Tuesday, April 17, 2012

Who is the source of stress here?

Sometimes I think I should rename this blog 'fumbling through motherhood'....I've spent many an hour racking my brains over the source of my child's meltdowns in the morning on the days I go to work and every night when I make dinner. They began around 12 months old and now, at 29 months continue on a mostly daily basis.

I know some of it is fatigue and hunger and some is the stress of being away from me or the prospect of being away from me. I've tried just about everything to solve the issue - given my undivided attention upon returning home for 10-15 minutes, put on Sesame Street, created art projects to be done 3 feet away from me, put on music, read books in between chopping vegetables, yelled, ignored, given time outs. Nothing has made a difference.

In the last week I decided it was time to return with a serious bent to my yoga and meditation practice. I've been so aware of how off-kilter I've felt since the beginning of the year. Frankly, I find myself miserable to live with, I can't even imagine how the other two people in this house can deal with it.

So, I've gotten up between 5:45 and 6am and tiptoed downstairs where I've done 45 minutes of yoga, 5 minutes of breath practice and 5 or 10 minutes of meditation. What I've noticed is a marked change in my sense of balance. I feel better. I feel like Sarah on a good day.

In my meditation I often visualize sitting on the dock at the Eckel's Camp, a place I would go swimming with my grandparents as a child. It is probably the place that I most equate with happiness and safety. My time there, usually with my grandparents, was filled with nothing but joy. Now, when I close my eyes, I can feel, see and smell the surroundings - cool pine needles crunching as I step on them. The weathered wood of the dock that is warmed by the sun. The sound of the water lapping against the shore. The feel of the vinyl seats in my grandparents subaru.

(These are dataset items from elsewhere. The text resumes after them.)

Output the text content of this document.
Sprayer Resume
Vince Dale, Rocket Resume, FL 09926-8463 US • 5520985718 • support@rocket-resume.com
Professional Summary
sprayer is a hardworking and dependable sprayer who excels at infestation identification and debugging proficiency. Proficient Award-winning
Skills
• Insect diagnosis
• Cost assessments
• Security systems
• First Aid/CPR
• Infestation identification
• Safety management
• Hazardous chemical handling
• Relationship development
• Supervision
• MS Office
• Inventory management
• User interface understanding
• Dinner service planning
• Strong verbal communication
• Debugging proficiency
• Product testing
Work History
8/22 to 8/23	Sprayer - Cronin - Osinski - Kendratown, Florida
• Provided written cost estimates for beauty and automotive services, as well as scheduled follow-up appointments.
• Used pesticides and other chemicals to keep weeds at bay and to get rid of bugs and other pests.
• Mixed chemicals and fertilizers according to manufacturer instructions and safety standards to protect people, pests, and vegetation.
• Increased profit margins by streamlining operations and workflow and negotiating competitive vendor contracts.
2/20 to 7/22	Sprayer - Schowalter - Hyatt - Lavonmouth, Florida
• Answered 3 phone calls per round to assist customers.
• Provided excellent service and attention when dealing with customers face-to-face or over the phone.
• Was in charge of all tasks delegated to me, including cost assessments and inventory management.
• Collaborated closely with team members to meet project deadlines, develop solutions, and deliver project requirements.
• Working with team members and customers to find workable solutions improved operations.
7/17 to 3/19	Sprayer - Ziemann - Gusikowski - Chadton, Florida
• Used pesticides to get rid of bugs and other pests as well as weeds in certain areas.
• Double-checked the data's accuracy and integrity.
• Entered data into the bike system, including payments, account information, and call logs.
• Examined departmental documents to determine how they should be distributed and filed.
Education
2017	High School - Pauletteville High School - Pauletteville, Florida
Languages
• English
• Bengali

The person that I most wish I could talk with about my role as a mother is my grandmother. A person, who, it seems, had endless patience and the deepest well of happiness I've ever known. I so wish I could travel back in time, staying the age I am now, but being with her when she was 65 or 70 so we could talk about just how she did it.

So, in my meditation I imagine she is sitting with me on the dock, holding my hand. I can so clearly evoke the feel of her hands, the texture of their skin, the spots that peppered their backs and the smell of her paquin hand cream. I try to allow myself to feel the same sense of patience that I always perceived she had.

What I've found is that the first few times I did it, I just dissolved in tears and sat a wept as I (tried to) meditated. Now, I can feel a sense of peace as I sit with her.

The most interesting thing is that in these days when I have felt more balanced, my child has not had the meltdowns. Yesterday she was meltdown free. This morning, when she asked me if it was a mommy-ella day and I said, no it was an ella and friends day, she said a small 'oh' and then brightly 'ella and friends! yay!' I dropped her at daycare with nary a tear.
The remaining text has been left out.